Mengawali pagi indah dengan menyunggingkan senyuman. Begitu gorden rumah terbuka karena hembusan angin semilir dari balik jendela kamar terbuka yang menyapu lembut wajahku dan membelai helaian rambut hitam halus ku seolah menyadarkanku untuk segera memulai aktivitas.

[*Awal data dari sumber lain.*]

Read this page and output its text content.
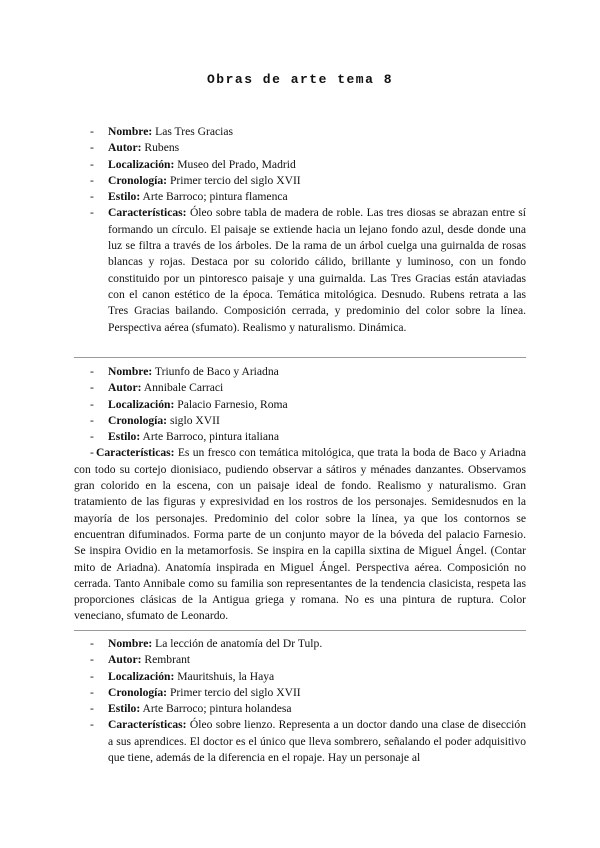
Obras de arte tema 8
- Nombre: Las Tres Gracias
- Autor: Rubens
- Localización: Museo del Prado, Madrid
- Cronología: Primer tercio del siglo XVII
- Estilo: Arte Barroco; pintura flamenca
- Características: Óleo sobre tabla de madera de roble. Las tres diosas se abrazan entre sí formando un círculo. El paisaje se extiende hacia un lejano fondo azul, desde donde una luz se filtra a través de los árboles. De la rama de un árbol cuelga una guirnalda de rosas blancas y rojas. Destaca por su colorido cálido, brillante y luminoso, con un fondo constituido por un pintoresco paisaje y una guirnalda. Las Tres Gracias están ataviadas con el canon estético de la época. Temática mitológica. Desnudo. Rubens retrata a las Tres Gracias bailando. Composición cerrada, y predominio del color sobre la línea. Perspectiva aérea (sfumato). Realismo y naturalismo. Dinámica.
- Nombre: Triunfo de Baco y Ariadna
- Autor: Annibale Carraci
- Localización: Palacio Farnesio, Roma
- Cronología: siglo XVII
- Estilo: Arte Barroco, pintura italiana
- Características: Es un fresco con temática mitológica, que trata la boda de Baco y Ariadna con todo su cortejo dionisiaco, pudiendo observar a sátiros y ménades danzantes. Observamos gran colorido en la escena, con un paisaje ideal de fondo. Realismo y naturalismo. Gran tratamiento de las figuras y expresividad en los rostros de los personajes. Semidesnudos en la mayoría de los personajes. Predominio del color sobre la línea, ya que los contornos se encuentran difuminados. Forma parte de un conjunto mayor de la bóveda del palacio Farnesio. Se inspira Ovidio en la metamorfosis. Se inspira en la capilla sixtina de Miguel Ángel. (Contar mito de Ariadna). Anatomía inspirada en Miguel Ángel. Perspectiva aérea. Composición no cerrada. Tanto Annibale como su familia son representantes de la tendencia clasicista, respeta las proporciones clásicas de la Antigua griega y romana. No es una pintura de ruptura. Color veneciano, sfumato de Leonardo.
- Nombre: La lección de anatomía del Dr Tulp.
- Autor: Rembrant
- Localización: Mauritshuis, la Haya
- Cronología: Primer tercio del siglo XVII
- Estilo: Arte Barroco; pintura holandesa
- Características: Óleo sobre lienzo. Representa a un doctor dando una clase de disección a sus aprendices. El doctor es el único que lleva sombrero, señalando el poder adquisitivo que tiene, además de la diferencia en el ropaje. Hay un personaje al
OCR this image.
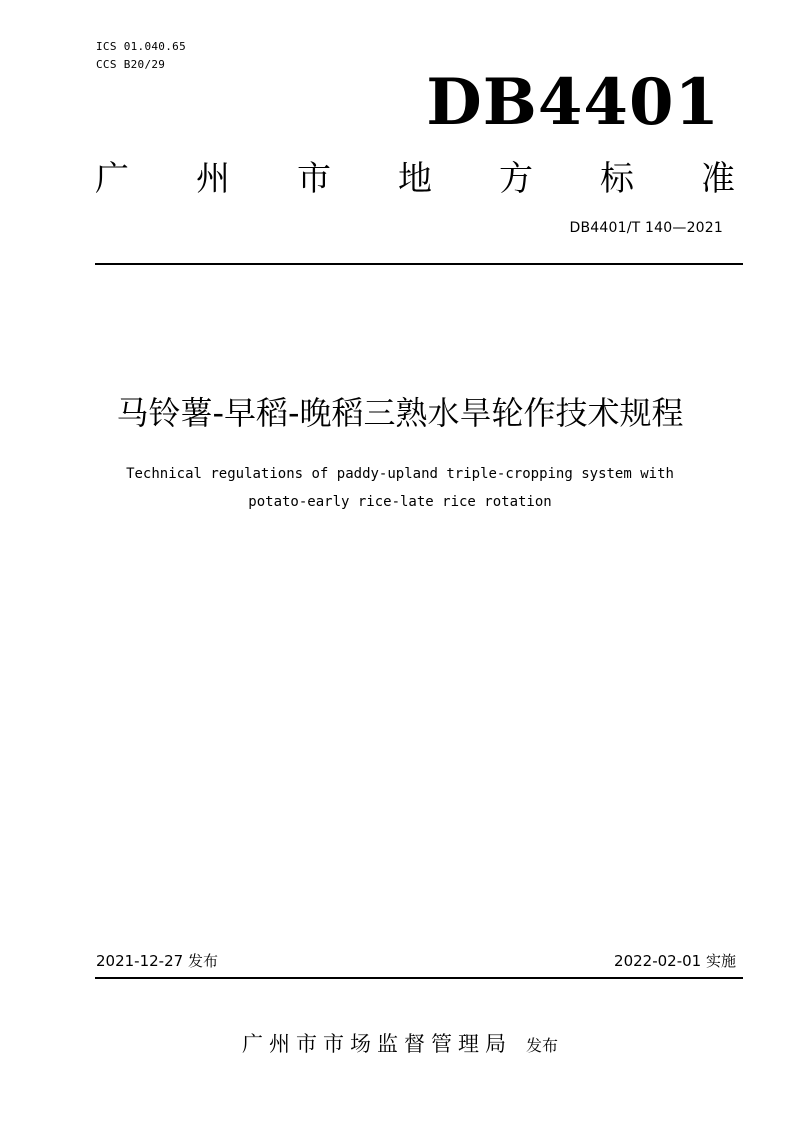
ICS 01.040.65
CCS B20/29
DB4401
广 州 市 地 方 标 准
DB4401/T 140—2021
马铃薯-早稻-晚稻三熟水旱轮作技术规程
Technical regulations of paddy-upland triple-cropping system with
potato-early rice-late rice rotation
2021-12-27 发布	2022-02-01 实施
广州市市场监督管理局 发布
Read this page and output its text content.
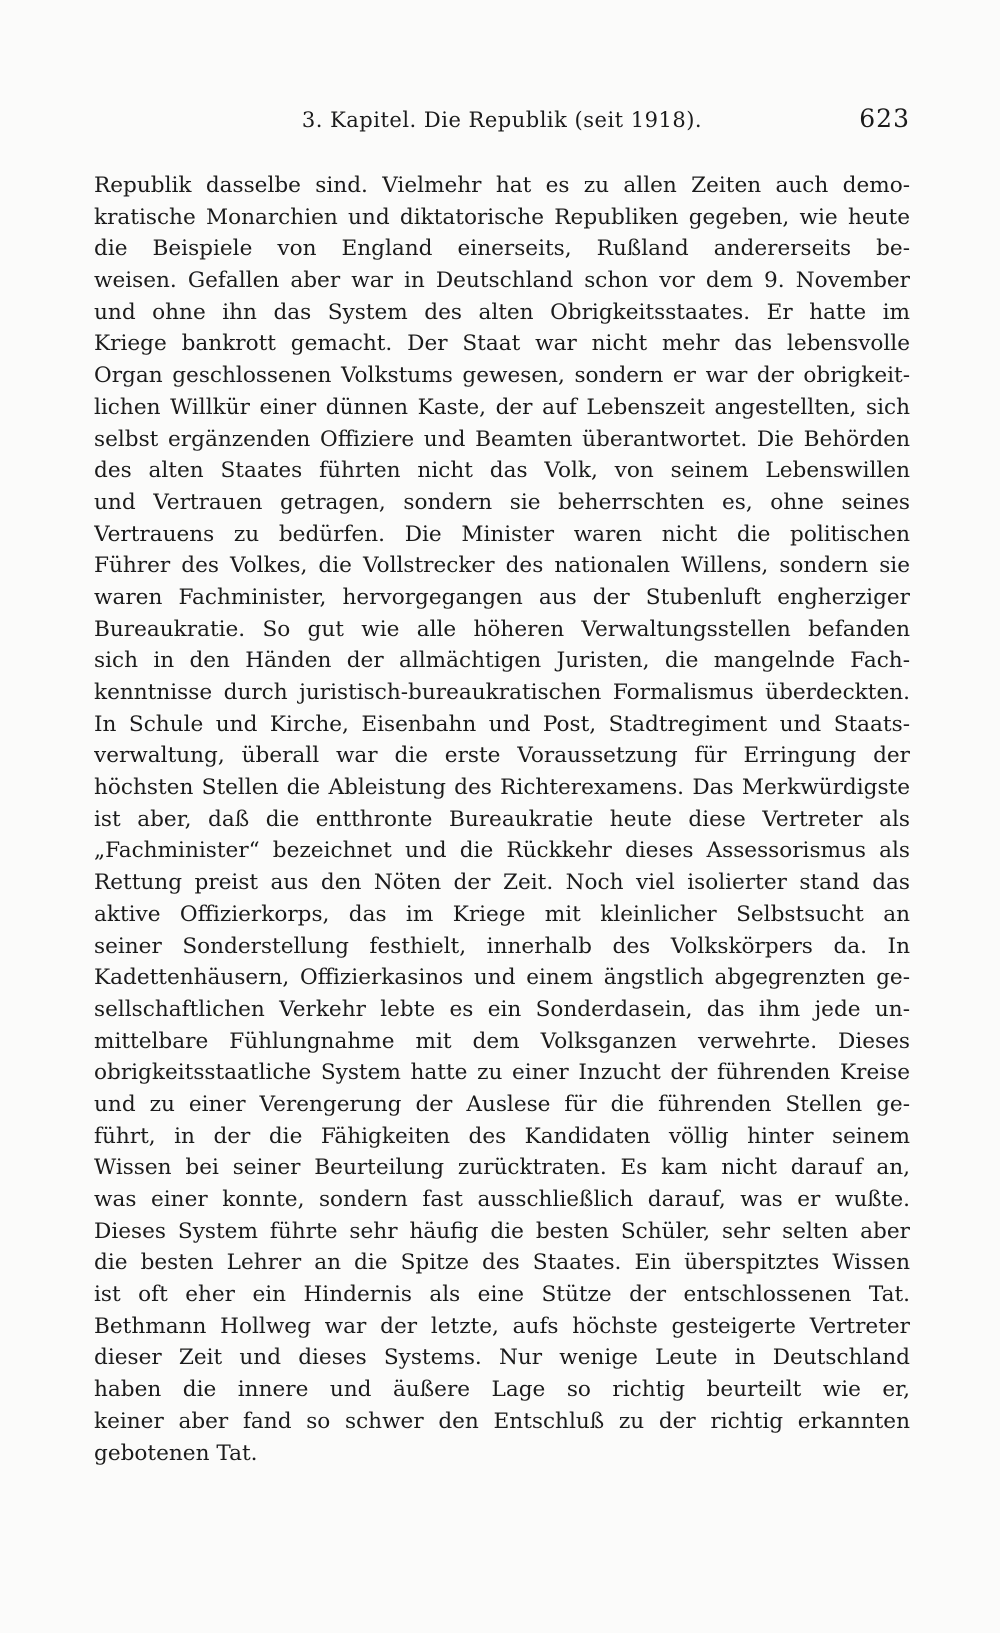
3. Kapitel. Die Republik (seit 1918).	623
Republik dasselbe sind. Vielmehr hat es zu allen Zeiten auch demo-
kratische Monarchien und diktatorische Republiken gegeben, wie heute
die Beispiele von England einerseits, Rußland andererseits be-
weisen. Gefallen aber war in Deutschland schon vor dem 9. November
und ohne ihn das System des alten Obrigkeitsstaates. Er hatte im
Kriege bankrott gemacht. Der Staat war nicht mehr das lebensvolle
Organ geschlossenen Volkstums gewesen, sondern er war der obrigkeit-
lichen Willkür einer dünnen Kaste, der auf Lebenszeit angestellten, sich
selbst ergänzenden Offiziere und Beamten überantwortet. Die Behörden
des alten Staates führten nicht das Volk, von seinem Lebenswillen
und Vertrauen getragen, sondern sie beherrschten es, ohne seines
Vertrauens zu bedürfen. Die Minister waren nicht die politischen
Führer des Volkes, die Vollstrecker des nationalen Willens, sondern sie
waren Fachminister, hervorgegangen aus der Stubenluft engherziger
Bureaukratie. So gut wie alle höheren Verwaltungsstellen befanden
sich in den Händen der allmächtigen Juristen, die mangelnde Fach-
kenntnisse durch juristisch-bureaukratischen Formalismus überdeckten.
In Schule und Kirche, Eisenbahn und Post, Stadtregiment und Staats-
verwaltung, überall war die erste Voraussetzung für Erringung der
höchsten Stellen die Ableistung des Richterexamens. Das Merkwürdigste
ist aber, daß die entthronte Bureaukratie heute diese Vertreter als
„Fachminister“ bezeichnet und die Rückkehr dieses Assessorismus als
Rettung preist aus den Nöten der Zeit. Noch viel isolierter stand das
aktive Offizierkorps, das im Kriege mit kleinlicher Selbstsucht an
seiner Sonderstellung festhielt, innerhalb des Volkskörpers da. In
Kadettenhäusern, Offizierkasinos und einem ängstlich abgegrenzten ge-
sellschaftlichen Verkehr lebte es ein Sonderdasein, das ihm jede un-
mittelbare Fühlungnahme mit dem Volksganzen verwehrte. Dieses
obrigkeitsstaatliche System hatte zu einer Inzucht der führenden Kreise
und zu einer Verengerung der Auslese für die führenden Stellen ge-
führt, in der die Fähigkeiten des Kandidaten völlig hinter seinem
Wissen bei seiner Beurteilung zurücktraten. Es kam nicht darauf an,
was einer konnte, sondern fast ausschließlich darauf, was er wußte.
Dieses System führte sehr häufig die besten Schüler, sehr selten aber
die besten Lehrer an die Spitze des Staates. Ein überspitztes Wissen
ist oft eher ein Hindernis als eine Stütze der entschlossenen Tat.
Bethmann Hollweg war der letzte, aufs höchste gesteigerte Vertreter
dieser Zeit und dieses Systems. Nur wenige Leute in Deutschland
haben die innere und äußere Lage so richtig beurteilt wie er,
keiner aber fand so schwer den Entschluß zu der richtig erkannten
gebotenen Tat.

Merupakan suatu kebiasaan buruk bagiku karena selalu membiarkan jendela kamarku terbuka setelah semalaman memandangi atap hitam megah yang tertempelkan bintang dan rembulan sebagai penyempurna keindahannya. Aku tidak ingin merugi karena tidak bisa mendapati bintang jatuh di malam hari. Semakin malam waktu menunjukkan akan lebih banyak lagi aku mendapati meteor-meteor itu jatuh laksana sebuah bintang yang sedang jatuh. Kebanyakan orang awam tak mengerti bahwa itu adalah meteor dan menyebutnya dengan bintang jatuh. Setelah sinar mata ini mulai meredup kurasakan, aku langsung menutup gorden jendela dan membaringkan tubuhku di atas kasur dengan tidak karuan.
Sebenarnya hari ini adalah hari libur namun untuk pekerjaan yang rutin harus di kerjakan di rumah tidak boleh turut diliburkan pula. Satu per satu pekerjaan itu ku lakukan dengan semangat dan ternyata aku membersihkannya lebih cepat dari hari-hari biasanya. Setelah mengerjakan semua tugas bersih membersihkan termasuk juga dengan membersihkan diriku sendiri tentunya, aku pergi ke sebuah pondok pesantren tempat di mana kakak ku menimba ilmu.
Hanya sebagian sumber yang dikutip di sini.